- 1. Les contradictions du « molletisme » (1945-1971)
- 2. La préparation de la conquête du pouvoir (1971-1981)
- 3. L’ère mitterrandienne : entre succès et désillusion
- 4. Un leadership incertain (1995-2002)
- 5. Crise identitaire et difficile reconquête du pouvoir (2002-2012)
- 6. François Hollande et le « socialisme de l’offre »
- 7. L’effacement de la gauche socialiste
- 8. Bibliographie
GAUCHE SOCIALISTE EN FRANCE DEPUIS 1945
Un leadership incertain (1995-2002)
Même si François Mitterrand reste au pouvoir jusqu’en 1995, son âge fait de la question de sa succession, dès le début des années 1990, l’enjeu central des débats au sein du PS. Les candidats potentiels étant nombreux (Michel Rocard, Lionel Jospin, Laurent Fabius…), s’ouvre alors une période de grande instabilité. Le courant mitterrandiste explose et se déchire publiquement lors du congrès de Rennes (mars 1990) qui s’achève sans qu’une équipe de direction ait réussi à se constituer. Aux législatives de 1993, le PS, usé par la pratique du pouvoir et privé de ligne idéologique claire, essuie un échec cinglant. Seuls 57 socialistes ont été élus députés. Une nouvelle cohabitation s’engage, Édouard Balladur devenant Premier ministre. Aux Européennes de 1994, le parti atteint un étiage historique : il ne dépasse pas 14,5 % des suffrages.

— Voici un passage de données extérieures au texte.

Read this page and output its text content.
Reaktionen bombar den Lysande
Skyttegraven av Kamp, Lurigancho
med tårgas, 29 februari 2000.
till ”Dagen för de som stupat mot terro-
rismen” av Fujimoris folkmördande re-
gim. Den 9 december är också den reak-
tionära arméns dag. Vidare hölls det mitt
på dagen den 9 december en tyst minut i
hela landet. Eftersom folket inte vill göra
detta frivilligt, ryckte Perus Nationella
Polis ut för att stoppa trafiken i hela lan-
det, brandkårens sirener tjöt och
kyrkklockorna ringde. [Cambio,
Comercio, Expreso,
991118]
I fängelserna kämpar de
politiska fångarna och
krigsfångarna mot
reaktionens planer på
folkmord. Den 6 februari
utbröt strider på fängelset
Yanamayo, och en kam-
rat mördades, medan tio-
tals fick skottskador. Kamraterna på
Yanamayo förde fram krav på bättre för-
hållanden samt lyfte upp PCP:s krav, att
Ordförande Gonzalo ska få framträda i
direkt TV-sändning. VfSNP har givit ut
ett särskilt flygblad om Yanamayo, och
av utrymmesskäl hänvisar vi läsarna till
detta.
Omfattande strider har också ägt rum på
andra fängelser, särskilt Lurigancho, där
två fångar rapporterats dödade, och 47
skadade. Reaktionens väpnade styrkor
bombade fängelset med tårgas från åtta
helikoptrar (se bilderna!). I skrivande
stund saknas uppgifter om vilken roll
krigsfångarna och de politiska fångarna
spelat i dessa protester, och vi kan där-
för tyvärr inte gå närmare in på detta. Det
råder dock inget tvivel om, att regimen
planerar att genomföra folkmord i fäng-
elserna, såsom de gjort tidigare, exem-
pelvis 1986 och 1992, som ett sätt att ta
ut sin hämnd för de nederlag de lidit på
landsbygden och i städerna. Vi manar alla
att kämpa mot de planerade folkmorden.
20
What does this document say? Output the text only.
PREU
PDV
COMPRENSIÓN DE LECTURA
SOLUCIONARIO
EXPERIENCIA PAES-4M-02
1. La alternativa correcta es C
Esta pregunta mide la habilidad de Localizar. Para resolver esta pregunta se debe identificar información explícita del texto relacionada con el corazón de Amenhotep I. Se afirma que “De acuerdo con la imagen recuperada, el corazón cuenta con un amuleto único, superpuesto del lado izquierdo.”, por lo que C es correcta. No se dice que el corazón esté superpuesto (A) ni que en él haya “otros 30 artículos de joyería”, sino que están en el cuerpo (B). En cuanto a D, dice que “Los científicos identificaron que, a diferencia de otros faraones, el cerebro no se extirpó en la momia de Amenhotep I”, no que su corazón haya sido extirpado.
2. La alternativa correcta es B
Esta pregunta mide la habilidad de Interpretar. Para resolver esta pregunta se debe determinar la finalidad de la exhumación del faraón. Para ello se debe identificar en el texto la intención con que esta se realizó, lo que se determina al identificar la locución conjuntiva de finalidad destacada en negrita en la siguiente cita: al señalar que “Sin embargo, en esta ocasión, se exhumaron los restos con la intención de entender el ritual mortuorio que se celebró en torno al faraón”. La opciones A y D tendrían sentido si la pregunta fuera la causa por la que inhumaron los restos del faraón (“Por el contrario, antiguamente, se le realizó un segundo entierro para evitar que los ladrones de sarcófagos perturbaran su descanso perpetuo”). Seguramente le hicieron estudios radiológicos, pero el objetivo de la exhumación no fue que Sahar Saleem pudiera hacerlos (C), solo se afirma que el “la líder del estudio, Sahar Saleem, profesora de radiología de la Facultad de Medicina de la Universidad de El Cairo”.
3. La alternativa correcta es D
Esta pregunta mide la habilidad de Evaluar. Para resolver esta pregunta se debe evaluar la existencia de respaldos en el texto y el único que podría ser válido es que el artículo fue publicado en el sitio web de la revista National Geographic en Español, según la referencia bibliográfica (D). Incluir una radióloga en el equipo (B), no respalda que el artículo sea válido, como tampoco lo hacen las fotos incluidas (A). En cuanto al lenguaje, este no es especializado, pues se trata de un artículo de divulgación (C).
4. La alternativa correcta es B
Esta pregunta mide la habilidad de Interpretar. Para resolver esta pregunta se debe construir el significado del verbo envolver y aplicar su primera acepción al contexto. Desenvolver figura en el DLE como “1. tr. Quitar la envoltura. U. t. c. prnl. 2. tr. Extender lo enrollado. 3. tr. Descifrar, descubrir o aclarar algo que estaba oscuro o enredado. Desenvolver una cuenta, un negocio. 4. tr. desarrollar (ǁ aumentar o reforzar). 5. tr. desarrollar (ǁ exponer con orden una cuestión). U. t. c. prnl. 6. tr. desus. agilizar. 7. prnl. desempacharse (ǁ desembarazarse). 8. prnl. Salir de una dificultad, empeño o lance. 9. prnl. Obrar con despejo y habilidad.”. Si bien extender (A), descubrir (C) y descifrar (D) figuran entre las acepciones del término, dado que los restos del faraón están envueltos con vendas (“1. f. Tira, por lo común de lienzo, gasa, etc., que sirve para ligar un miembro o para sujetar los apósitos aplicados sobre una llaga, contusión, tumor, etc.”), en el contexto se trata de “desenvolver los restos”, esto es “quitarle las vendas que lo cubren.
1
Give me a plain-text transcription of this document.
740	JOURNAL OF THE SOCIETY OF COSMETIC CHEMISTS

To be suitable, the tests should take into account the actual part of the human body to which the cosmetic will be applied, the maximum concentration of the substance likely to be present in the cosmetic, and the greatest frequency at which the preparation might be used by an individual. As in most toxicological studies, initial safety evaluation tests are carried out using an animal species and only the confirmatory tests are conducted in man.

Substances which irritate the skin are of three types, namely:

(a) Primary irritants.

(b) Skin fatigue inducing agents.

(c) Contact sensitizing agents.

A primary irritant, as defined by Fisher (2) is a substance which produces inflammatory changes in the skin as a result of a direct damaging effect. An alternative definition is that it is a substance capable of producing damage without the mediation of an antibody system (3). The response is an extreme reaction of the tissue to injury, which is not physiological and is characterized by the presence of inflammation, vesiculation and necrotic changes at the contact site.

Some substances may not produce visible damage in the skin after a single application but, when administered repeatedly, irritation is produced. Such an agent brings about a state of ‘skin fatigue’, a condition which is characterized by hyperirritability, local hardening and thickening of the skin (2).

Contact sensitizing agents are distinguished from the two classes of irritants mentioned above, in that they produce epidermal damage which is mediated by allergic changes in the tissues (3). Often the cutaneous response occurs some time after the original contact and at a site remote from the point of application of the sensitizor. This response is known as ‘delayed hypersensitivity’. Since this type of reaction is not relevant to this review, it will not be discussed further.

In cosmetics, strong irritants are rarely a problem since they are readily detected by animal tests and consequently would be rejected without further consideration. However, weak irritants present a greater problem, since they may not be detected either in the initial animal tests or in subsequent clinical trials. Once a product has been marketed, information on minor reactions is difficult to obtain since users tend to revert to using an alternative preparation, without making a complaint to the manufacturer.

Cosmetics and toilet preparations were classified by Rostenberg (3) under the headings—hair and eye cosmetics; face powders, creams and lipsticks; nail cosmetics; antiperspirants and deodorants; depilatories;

La compétition présidentielle structure désormais la concurrence interne et tend à surdéterminer l’ensemble des enjeux partisans. Le parti est de plus en plus organisé autour de la primauté de l’élection présidentielle, la qualité d’éligible aux fonctions suprêmes se fondant de plus en plus sur des éléments externes au parti et sur une popularité que les sondages sont chargés de mesurer. Les courants deviennent des « écuries » présidentielles, regroupées autour de Laurent Fabius, de Lionel Jospin ou de Michel Rocard. Après la démission de Michel Rocard de la direction du parti en 1994, Jacques Delors, consacré par les sondages meilleur candidat potentiel, apparaît alors comme l’ultime recours de socialistes de plus en plus divisés, usés par la pratique du pouvoir et un contexte économique difficile. Mais Delors renonce publiquement à toute idée de candidature, ce qui provoque l’organisation, en 1995, de la première primaire socialiste (fermée, c’est-à-dire réservée aux adhérents) qui oppose Lionel Jospin à Henri Emmanuelli, deux personnalités qui ont exercé les plus hautes fonctions au sein du parti. Lionel Jospin fait valoir la « présidentiabilité » que lui confèrent les sondages. Il remporte la primaire, arrive en tête au premier tour de l’élection présidentielle avec 23,3 % des suffrages et obtient un score honorable au second tour face à Jacques Chirac, élu président de la République en 1995. Cette demi-réussite lui permet de prendre la tête du parti. Il s’agit d’un retournement dans le mode de désignation du leader socialiste : la direction du parti ne donne plus droit à l’investiture présidentielle, c’est l’investiture qui donne droit au poste de premier secrétaire. La transformation des règles de la démocratie interne du parti contribue par ailleurs à accentuer encore la personnalisation du débat. Les votes directs des militants sur des personnalités se multiplient. Le principe « un adhérent, une voix » s’impose et affaiblit la logique des mandats et des courants, tandis que la désignation au suffrage direct des dirigeants renforce la personnalisation de tous les postes de responsabilité au sein du parti.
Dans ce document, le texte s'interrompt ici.